Limitations of Each EPS Metric
EPS
Doesn’t consider dilution
Can fluctuate due to buybacks or share issuances
Diluted EPS
Assumes all dilutive securities will convert, which may not happen
Adjusted EPS
Depends on subjective adjustments
May vary significantly across companies
Understanding these limitations ensures a balanced interpretation.
Example Walkthrough (Educational Only)
(Illustrative—not financial advice)
Imagine a company with the following:
Net Profit: ₹100 crore
Preference Dividends: ₹10 crore
Weighted Average Shares: 10 crore
Potential Dilutive Shares: 2 crore
EPS Calculation
EPS = (100 – 10) ÷ 10
EPS = ₹9
Diluted EPS Calculation
Diluted EPS = (90) ÷ (10 + 2)
Diluted EPS = ₹7.5
Adjusted EPS Example
Assume a one-time restructuring cost of ₹20 crore is excluded.
Adjusted Profit = 100 – 20 = 80
Adjusted EPS = (80 – 10) ÷ 10
Adjusted EPS = ₹7
This example shows how each metric reveals different layers of profitability.
Why EPS Matters in Financial Analysis
EPS helps users evaluate:
profitability trends
earnings quality
efficiency of capital use
effect of dilution
impact of exceptional items
EPS-based metrics like P/E ratio also rely on these values.
EPS in Annual Reports & Corporate Disclosures
Indian listed companies disclose:
EPS
diluted EPS
reconciliation between profit and EPS
notes on share capital, ESOPs, and convertibles
standalone vs consolidated EPS (if applicable)
Adjusted EPS, when reported, appears in investor presentations or earnings calls.
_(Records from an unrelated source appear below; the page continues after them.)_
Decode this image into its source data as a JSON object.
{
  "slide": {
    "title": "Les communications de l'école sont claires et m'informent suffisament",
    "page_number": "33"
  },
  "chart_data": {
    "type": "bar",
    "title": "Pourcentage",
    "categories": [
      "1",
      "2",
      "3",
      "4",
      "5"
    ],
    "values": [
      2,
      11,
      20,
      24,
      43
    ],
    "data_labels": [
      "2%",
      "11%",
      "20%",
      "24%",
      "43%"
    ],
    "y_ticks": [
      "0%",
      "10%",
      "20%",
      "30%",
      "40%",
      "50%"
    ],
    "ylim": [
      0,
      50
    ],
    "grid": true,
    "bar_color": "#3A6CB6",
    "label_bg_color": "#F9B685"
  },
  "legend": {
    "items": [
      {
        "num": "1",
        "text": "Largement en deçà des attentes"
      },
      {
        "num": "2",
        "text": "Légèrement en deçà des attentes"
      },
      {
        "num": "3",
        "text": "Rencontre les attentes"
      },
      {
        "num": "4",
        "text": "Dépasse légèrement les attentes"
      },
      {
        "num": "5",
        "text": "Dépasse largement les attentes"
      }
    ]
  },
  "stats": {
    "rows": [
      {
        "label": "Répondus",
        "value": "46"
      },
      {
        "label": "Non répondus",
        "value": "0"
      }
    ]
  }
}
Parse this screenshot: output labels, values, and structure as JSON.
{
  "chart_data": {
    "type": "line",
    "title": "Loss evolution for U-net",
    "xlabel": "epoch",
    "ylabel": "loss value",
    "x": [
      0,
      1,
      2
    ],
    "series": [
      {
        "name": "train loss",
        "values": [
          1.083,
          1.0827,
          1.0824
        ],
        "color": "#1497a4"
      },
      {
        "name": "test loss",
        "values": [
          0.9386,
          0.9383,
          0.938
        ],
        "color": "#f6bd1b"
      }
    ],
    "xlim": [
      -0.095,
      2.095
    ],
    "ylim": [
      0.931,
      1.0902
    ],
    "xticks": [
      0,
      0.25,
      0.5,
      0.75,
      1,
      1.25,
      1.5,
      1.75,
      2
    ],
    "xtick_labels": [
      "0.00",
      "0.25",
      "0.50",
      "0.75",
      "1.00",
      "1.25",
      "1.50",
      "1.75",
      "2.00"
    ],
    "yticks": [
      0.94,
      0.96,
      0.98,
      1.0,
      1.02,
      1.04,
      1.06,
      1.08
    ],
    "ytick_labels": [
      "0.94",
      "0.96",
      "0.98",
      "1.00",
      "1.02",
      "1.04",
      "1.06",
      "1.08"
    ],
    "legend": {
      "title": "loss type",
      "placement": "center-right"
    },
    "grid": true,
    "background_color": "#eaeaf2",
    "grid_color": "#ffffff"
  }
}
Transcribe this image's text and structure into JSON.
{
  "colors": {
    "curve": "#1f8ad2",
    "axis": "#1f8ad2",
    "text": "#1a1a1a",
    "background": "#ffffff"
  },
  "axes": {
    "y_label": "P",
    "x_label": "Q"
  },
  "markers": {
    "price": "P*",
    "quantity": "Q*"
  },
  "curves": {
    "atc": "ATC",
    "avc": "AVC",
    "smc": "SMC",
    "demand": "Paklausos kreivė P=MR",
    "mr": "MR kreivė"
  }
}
How BondScanner Users Can Use EPS for Context
BondScanner focuses on fixed-income instruments, not equity analysis, but EPS data can still provide useful context:
issuer profitability
consistency of earnings
financial strength
ability to service debt obligations
stability of long-term operations
BondScanner does not interpret EPS or provide suitability judgments.
It only helps users contextualize corporate financial performance when analysing bonds.
Conclusion
EPS, diluted EPS, and adjusted EPS are essential metrics for understanding a company’s profitability from different angles.
Regular EPS shows baseline earnings, diluted EPS shows the impact of potential share dilution, and adjusted EPS provides a view of core operations after removing one-off items.
Together, these metrics help users interpret financial statements with clarity and assess how corporate earnings evolve over time.
Disclaimer
This blog is intended solely for educational and informational purposes. The bonds and securities mentioned herein are illustrative examples and should not be construed as investment advice or personal recommendations. BondScanner, as a SEBI-registered Online Bond Platform Provider (OBPP), does not provide personalized investment advice through this content.
Readers are advised to independently evaluate investment options and seek professional guidance before making financial decisions. Investments in bonds and other securities are subject to market risks, including the possible loss of principal. Please read all offer documents and risk disclosures carefully before investing.